What I did – not having actually planned this – was run until my heart rate hit 160 and my RPE was up around 7. Definitely not sustainable for two hours. Walk until heart rate went down, then go again. Eventually I reached a point where my heart rate would not come down much, and that is when I started walking. From that point to the finish I averaged a 17:45 pace. Very good! After mile five my legs began to feel heavy with fatigue, but not enough to make me slow down. I did try to run as soon as I saw the finish, but my legs would have none of that. At the finish my legs were sore but other than that I felt good. Tired, but not wasted.

That maximum heart rate value of 205 is a bit of a fluke. For much of the race my heart rate was flat. When I isolate a long section without the spikes I get 149 average and maximum 155. But at several points my heart rate either spiked or sank, as low as 70 bpm. I will call that a misfire, first cousin to a PAC. 

It has been awhile since I did a running zone setting test. My LTHR has been at 151 since last fall. That puts 149 right at the top of zone 4. Ten years ago my pre-race note said to run in zone 3 and allow an occasional drift into zone 4. Much like the bike time trial I was going by RPE, but I was watching HR and taking a break when it got to 160. After the race I got an exciting message from TrainingPeaks, “Threshold Notification.” New value: 152. Previous value, 151. Whoopie. But nice to know that the TrainingPeaks robot saw I was working hard. Maybe it was the spikes that pushed it up.

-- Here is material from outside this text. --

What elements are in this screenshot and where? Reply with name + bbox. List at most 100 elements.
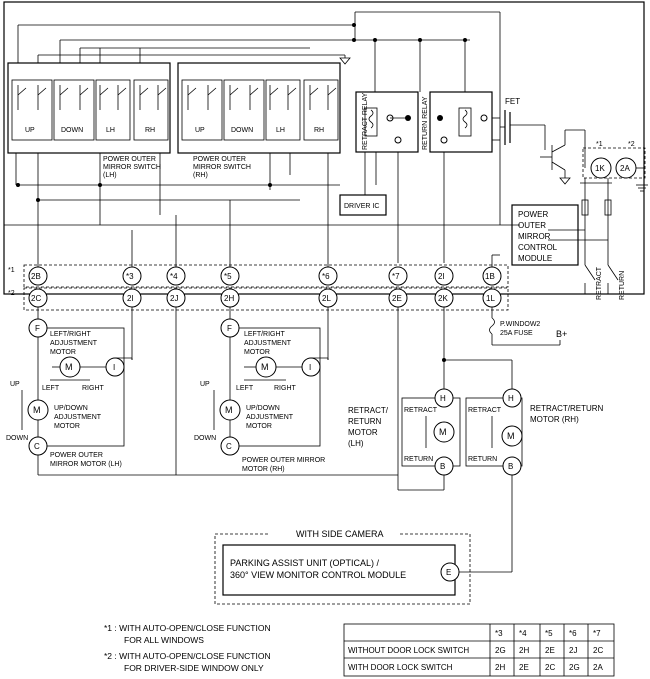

I was going to add something about my Frontier X data, but that started going off into the weeds, and I can’t find any useful pattern from run to run. I think I’ll send the EKG strip to my cardiologist, just to see what he thinks.

I was looking forward to the King’s Runner 10k and the Hapalua, but March has been overtaken by my cataract surgery, so I’ll have to pass. Hope I should be able to ride at least some of the HBL Metric Century Ride. I have until the end of April to prepare.